Quick spoilers for last night’s New Girl below:

It’s a question that has oppressed many another TV show by hanging over it for too long. Fans feel like something is destined to happen. They wonder if it will, when it will, and pretty soon it becomes all you can think of, overshadowing all else. So kudos to New Girl for stepping up and answering yes to the question:

Will there ever be another edition of True American?

Oh, yeah, also: Nick and Jess kissed. I don’t want to waste much time with the question of whether this is a “good” or “bad” narrative idea in general. As Maureen Ryan has pointed out, the idea that breaking the romantic tension between two characters carries some kind of “Moonlighting curse” has been disproven over and over again. Conversely, 30 Rock has shown, by repeatedly throwing cold water on any funny business with Liz and Jack, that you can simply say “No, they won’t” and it will be just fine.

A romantic hookup in a sitcom is a story development like any other: it’s a thing that happens, and it will “work” if you handle it and its aftermath in a way that’s funny and true to your characters. Judging by “Cooler,” so far, so good. The kiss itself cleverly pulled off the trick of being entirely telegraphed and yet surprising and sweet.

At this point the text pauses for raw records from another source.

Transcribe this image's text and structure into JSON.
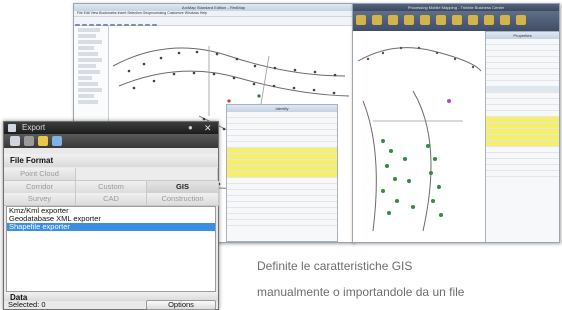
{
  "background_windows": {
    "left_window_title": "ArcMap Standard Edition - RedMap",
    "left_menu": "File  Edit  View  Bookmarks  Insert  Selection  Geoprocessing  Customize  Windows  Help",
    "toc_title": "Table Of Contents",
    "attribute_panel_title": "Identify",
    "right_window_title": "Processing Mobile Mapping - Trimble Business Center",
    "right_panel_title": "Properties"
  },
  "export_dialog": {
    "title": "Export",
    "close_icon": "close-icon",
    "toolbar_icons": [
      "grid-icon",
      "point-cloud-icon",
      "pin-icon",
      "layers-icon"
    ],
    "file_format_heading": "File Format",
    "tabs_row1": [
      {
        "label": "Point Cloud",
        "selected": false
      }
    ],
    "tabs_row2": [
      {
        "label": "Corridor",
        "selected": false
      },
      {
        "label": "Custom",
        "selected": false
      },
      {
        "label": "GIS",
        "selected": true
      }
    ],
    "tabs_row3": [
      {
        "label": "Survey",
        "selected": false
      },
      {
        "label": "CAD",
        "selected": false
      },
      {
        "label": "Construction",
        "selected": false
      }
    ],
    "list_items": [
      {
        "label": "Kmz/Kml exporter",
        "selected": false
      },
      {
        "label": "Geodatabase XML exporter",
        "selected": false
      },
      {
        "label": "Shapefile exporter",
        "selected": true
      }
    ],
    "data_heading": "Data",
    "selected_count": "Selected: 0",
    "options_button": "Options"
  },
  "caption": {
    "line1": "Definite le caratteristiche GIS",
    "line2": "manualmente o importandole da un file"
  },
  "colors": {
    "selection_blue": "#3c8ee2",
    "highlight_yellow": "#f5ef6a",
    "caption_grey": "#6e6e6e"
  }
}
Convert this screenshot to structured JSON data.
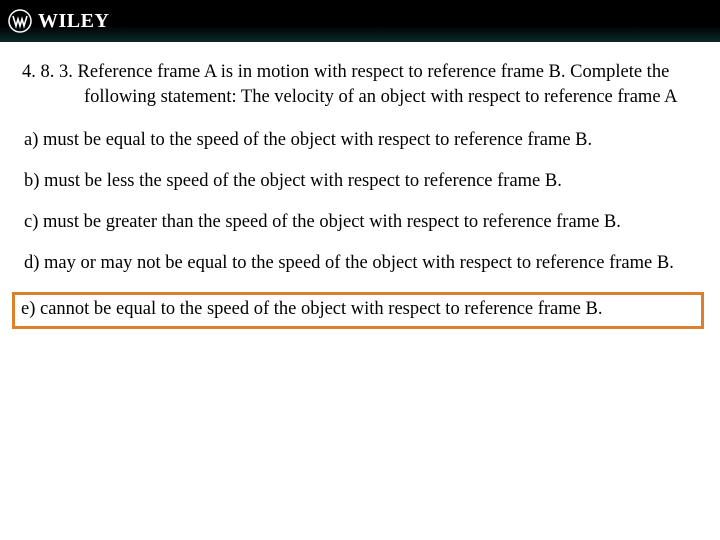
{
  "brand": "WILEY",
  "question": {
    "number": "4. 8. 3.",
    "text": "Reference frame A is in motion with respect to reference frame B. Complete the following statement: The velocity of an object with respect to reference frame A"
  },
  "options": {
    "a": {
      "label": "a)",
      "text": "must be equal to the speed of the object with respect to reference frame B."
    },
    "b": {
      "label": "b)",
      "text": "must be less the speed of the object with respect to reference frame B."
    },
    "c": {
      "label": "c)",
      "text": "must be greater than the speed of the object with respect to reference frame B."
    },
    "d": {
      "label": "d)",
      "text": "may or may not be equal to the speed of the object with respect to reference frame B."
    },
    "e": {
      "label": "e)",
      "text": "cannot be equal to the speed of the object with respect to reference frame B."
    }
  },
  "selected": "e"
}
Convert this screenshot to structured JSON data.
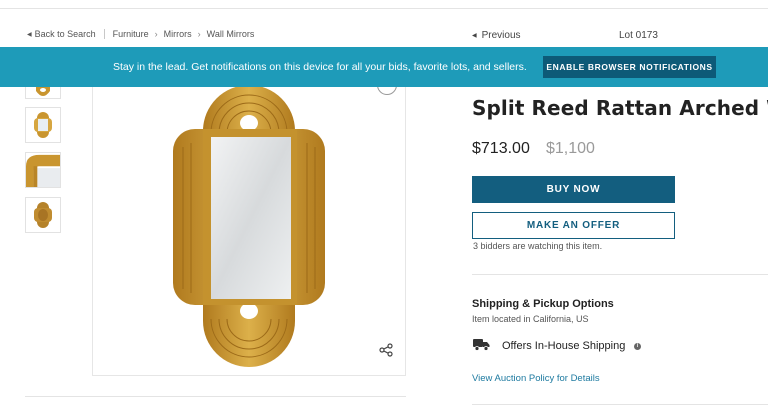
{
  "breadcrumb": {
    "back_label": "Back to Search",
    "items": [
      "Furniture",
      "Mirrors",
      "Wall Mirrors"
    ]
  },
  "lot_nav": {
    "previous_label": "Previous",
    "lot_label": "Lot 0173"
  },
  "banner": {
    "text": "Stay in the lead. Get notifications on this device for all your bids, favorite lots, and sellers.",
    "button_label": "ENABLE BROWSER NOTIFICATIONS",
    "background_color": "#1e9bb9",
    "button_color": "#0d5a78"
  },
  "product": {
    "title": "Split Reed Rattan Arched Wall Mirror",
    "price": "$713.00",
    "original_price": "$1,100",
    "buy_label": "BUY NOW",
    "offer_label": "MAKE AN OFFER",
    "watching_text": "3 bidders are watching this item.",
    "accent_color": "#135e7f"
  },
  "shipping": {
    "title": "Shipping & Pickup Options",
    "location": "Item located in California, US",
    "offer_text": "Offers In-House Shipping",
    "policy_link": "View Auction Policy for Details"
  },
  "icons": {
    "back": "caret-left-icon",
    "zoom": "zoom-icon",
    "share": "share-icon",
    "truck": "truck-icon",
    "info": "info-icon"
  }
}
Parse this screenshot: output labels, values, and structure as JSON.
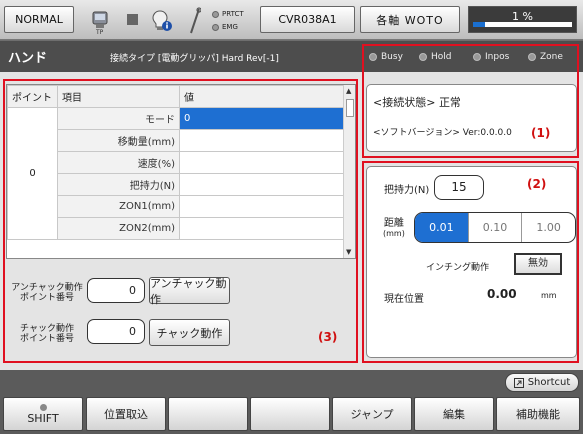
{
  "topbar": {
    "mode_label": "NORMAL",
    "tp_label": "TP",
    "prtct_label": "PRTCT",
    "emg_label": "EMG",
    "controller_label": "CVR038A1",
    "axis_label": "各軸 WOTO",
    "speed_label": "1 %",
    "speed_fraction": 0.12
  },
  "title": {
    "main": "ハンド",
    "connection": "接続タイプ [電動グリッパ] Hard Rev[-1]"
  },
  "status": [
    "Busy",
    "Hold",
    "Inpos",
    "Zone"
  ],
  "table": {
    "headers": [
      "ポイント",
      "項目",
      "値"
    ],
    "point_value": "0",
    "rows": [
      {
        "field": "モード",
        "value": "0"
      },
      {
        "field": "移動量(mm)",
        "value": ""
      },
      {
        "field": "速度(%)",
        "value": ""
      },
      {
        "field": "把持力(N)",
        "value": ""
      },
      {
        "field": "ZON1(mm)",
        "value": ""
      },
      {
        "field": "ZON2(mm)",
        "value": ""
      }
    ]
  },
  "operations": {
    "unchuck_label_line1": "アンチャック動作",
    "unchuck_label_line2": "ポイント番号",
    "unchuck_value": "0",
    "unchuck_button": "アンチャック動作",
    "chuck_label_line1": "チャック動作",
    "chuck_label_line2": "ポイント番号",
    "chuck_value": "0",
    "chuck_button": "チャック動作"
  },
  "info": {
    "state_label": "<接続状態>",
    "state_value": "正常",
    "version_label": "<ソフトバージョン>",
    "version_value": "Ver:0.0.0.0"
  },
  "jog": {
    "force_label": "把持力(N)",
    "force_value": "15",
    "distance_label_1": "距離",
    "distance_label_2": "(mm)",
    "distances": [
      "0.01",
      "0.10",
      "1.00"
    ],
    "inching_label": "インチング動作",
    "inching_value": "無効",
    "position_label": "現在位置",
    "position_value": "0.00",
    "position_unit": "mm"
  },
  "annotations": [
    "(1)",
    "(2)",
    "(3)"
  ],
  "footer": {
    "shortcut_label": "Shortcut",
    "keys": [
      "SHIFT",
      "位置取込",
      "",
      "",
      "ジャンプ",
      "編集",
      "補助機能"
    ]
  },
  "colors": {
    "accent": "#1e6fd2",
    "annotation": "#e01020",
    "titlebar": "#4d4d4d"
  }
}
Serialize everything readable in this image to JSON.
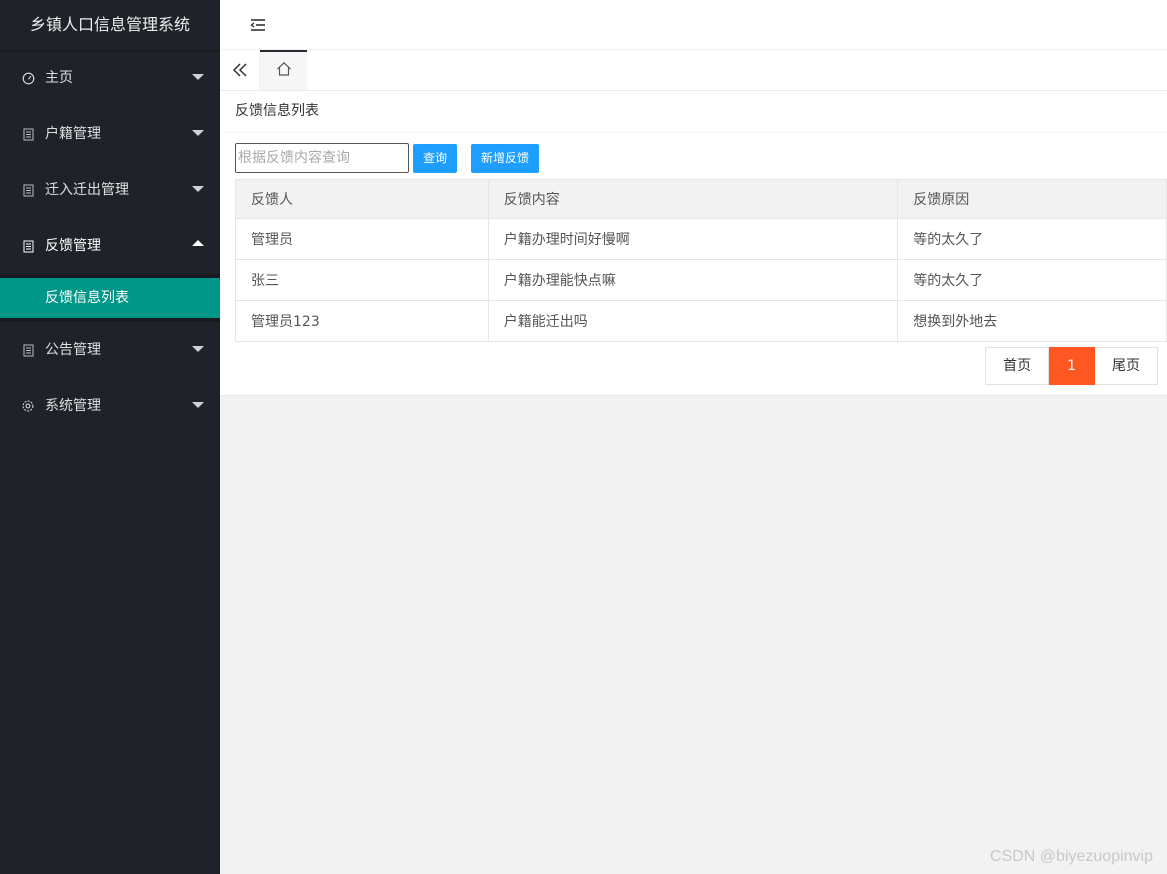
{
  "app": {
    "title": "乡镇人口信息管理系统"
  },
  "sidebar": {
    "items": [
      {
        "label": "主页",
        "icon": "dashboard-icon",
        "expanded": false
      },
      {
        "label": "户籍管理",
        "icon": "document-icon",
        "expanded": false
      },
      {
        "label": "迁入迁出管理",
        "icon": "document-icon",
        "expanded": false
      },
      {
        "label": "反馈管理",
        "icon": "document-icon",
        "expanded": true,
        "children": [
          {
            "label": "反馈信息列表",
            "active": true
          }
        ]
      },
      {
        "label": "公告管理",
        "icon": "document-icon",
        "expanded": false
      },
      {
        "label": "系统管理",
        "icon": "gear-icon",
        "expanded": false
      }
    ]
  },
  "header": {
    "menu_toggle_icon": "indent-icon"
  },
  "tabs": {
    "prev_icon": "double-chevron-left-icon",
    "home_icon": "home-icon"
  },
  "main": {
    "card_title": "反馈信息列表",
    "search": {
      "placeholder": "根据反馈内容查询",
      "value": ""
    },
    "buttons": {
      "query": "查询",
      "add": "新增反馈"
    },
    "table": {
      "columns": [
        "反馈人",
        "反馈内容",
        "反馈原因"
      ],
      "rows": [
        [
          "管理员",
          "户籍办理时间好慢啊",
          "等的太久了"
        ],
        [
          "张三",
          "户籍办理能快点嘛",
          "等的太久了"
        ],
        [
          "管理员123",
          "户籍能迁出吗",
          "想换到外地去"
        ]
      ]
    },
    "pagination": {
      "first": "首页",
      "current": "1",
      "last": "尾页"
    }
  },
  "watermark": "CSDN @biyezuopinvip",
  "colors": {
    "sidebar_bg": "#20222a",
    "active_item": "#009688",
    "primary_button": "#1e9fff",
    "current_page": "#ff5722"
  }
}
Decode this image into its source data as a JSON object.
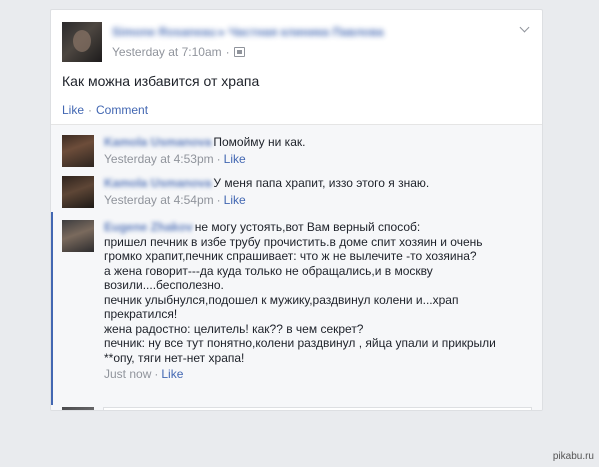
{
  "post": {
    "author": "Simone Rosaneau",
    "group": "Частная клиника Павлова",
    "timestamp": "Yesterday at 7:10am",
    "meta_separator": "·",
    "text": "Как можна избавится от храпа",
    "actions": {
      "like": "Like",
      "separator": "·",
      "comment": "Comment"
    }
  },
  "comments": [
    {
      "author": "Kamola Usmanova",
      "lines": [
        "Помойму ни как."
      ],
      "time": "Yesterday at 4:53pm",
      "separator": "·",
      "like": "Like"
    },
    {
      "author": "Kamola Usmanova",
      "lines": [
        "У меня папа храпит, иззо этого я знаю."
      ],
      "time": "Yesterday at 4:54pm",
      "separator": "·",
      "like": "Like"
    },
    {
      "author": "Eugene Zhakov",
      "lines": [
        "не могу устоять,вот Вам верный способ:",
        "пришел печник в избе трубу прочистить.в доме спит хозяин и очень",
        "громко храпит,печник спрашивает: что ж не вылечите -то хозяина?",
        "а жена говорит---да куда только не обращались,и в москву",
        "возили....бесполезно.",
        "печник улыбнулся,подошел к мужику,раздвинул колени и...храп",
        "прекратился!",
        "жена радостно: целитель! как?? в чем секрет?",
        "печник: ну все тут понятно,колени раздвинул , яйца упали и прикрыли",
        "**опу, тяги нет-нет храпа!"
      ],
      "time": "Just now",
      "separator": "·",
      "like": "Like"
    }
  ],
  "watermark": "pikabu.ru",
  "icons": {
    "privacy": "globe-icon",
    "menu": "chevron-down-icon"
  },
  "colors": {
    "link": "#4267b2",
    "meta": "#90949c",
    "background": "#e9ebee"
  }
}
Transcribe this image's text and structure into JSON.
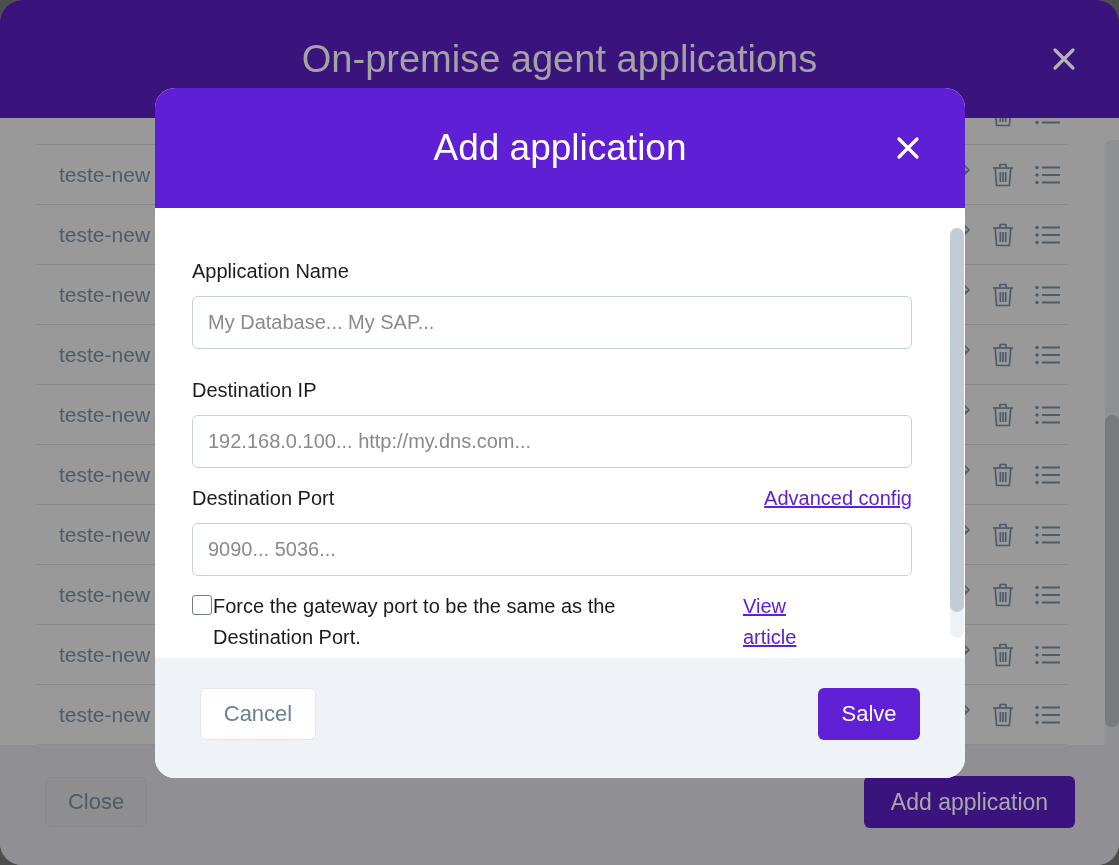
{
  "window": {
    "title": "On-premise agent applications"
  },
  "applications": [
    {
      "kind": "clipped"
    },
    {
      "kind": "row",
      "name": "teste-new"
    },
    {
      "kind": "row",
      "name": "teste-new"
    },
    {
      "kind": "row",
      "name": "teste-new"
    },
    {
      "kind": "row",
      "name": "teste-new"
    },
    {
      "kind": "row",
      "name": "teste-new"
    },
    {
      "kind": "row",
      "name": "teste-new"
    },
    {
      "kind": "row",
      "name": "teste-new"
    },
    {
      "kind": "row",
      "name": "teste-new"
    },
    {
      "kind": "row",
      "name": "teste-new"
    },
    {
      "kind": "row",
      "name": "teste-new"
    }
  ],
  "footer": {
    "buttons": [
      {
        "label": "Close",
        "kind": "secondary"
      },
      {
        "label": "Add application",
        "kind": "primary"
      }
    ]
  },
  "dialog": {
    "title": "Add application",
    "fields": [
      {
        "label": "Application Name",
        "placeholder": "My Database... My SAP..."
      },
      {
        "label": "Destination IP",
        "placeholder": "192.168.0.100... http://my.dns.com..."
      },
      {
        "label": "Destination Port",
        "placeholder": "9090... 5036...",
        "link": "Advanced config"
      }
    ],
    "option": {
      "label": "Force the gateway port to be the same as the Destination Port.",
      "checked": false,
      "link": "View article"
    },
    "buttons": [
      {
        "label": "Cancel",
        "kind": "secondary"
      },
      {
        "label": "Salve",
        "kind": "primary"
      }
    ]
  }
}
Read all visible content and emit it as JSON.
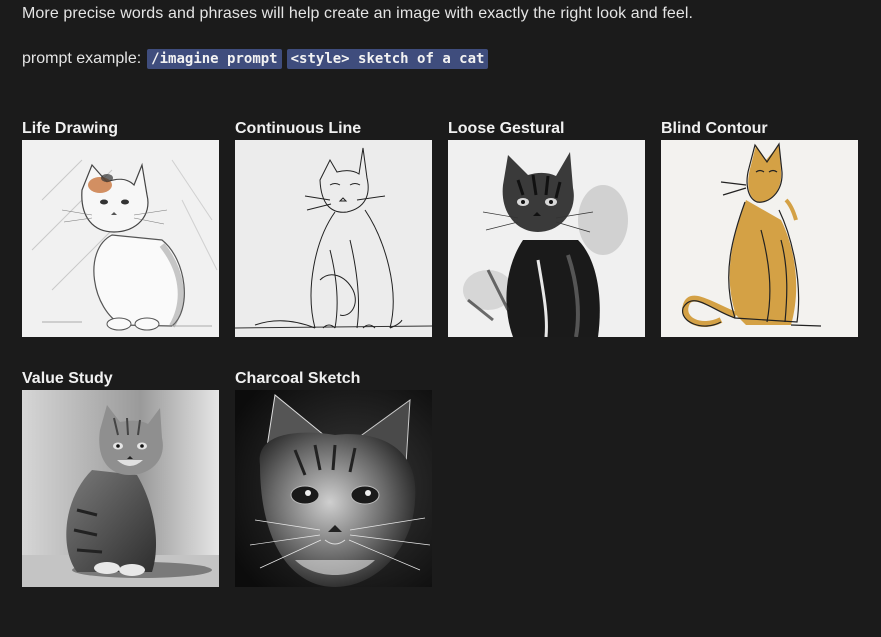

The surprise, really, was not the kiss but the revelation that Nick has had some version of the kiss in his head for a long time. And that it came at the end of a long night built around the three male roommates’ misguided attempts to hook up played to New Girl’s strength. Among other things, it’s a romantic comedy about a group of people who are really bad at romance–fumblingly nervous, like Winston, or self-debilitatingly confident, like Schmidt–and however long it lasts, getting Jess and Nick together should only be an asset for a show that knows its characters well. (If not perfectly; it can still slip with the occasional too-wacky subplot.)

And at this point in its second season, New Girl has established that it’s that kind of show. Is this relationship a mistake? Maybe. But one I’m interested to watch them make together.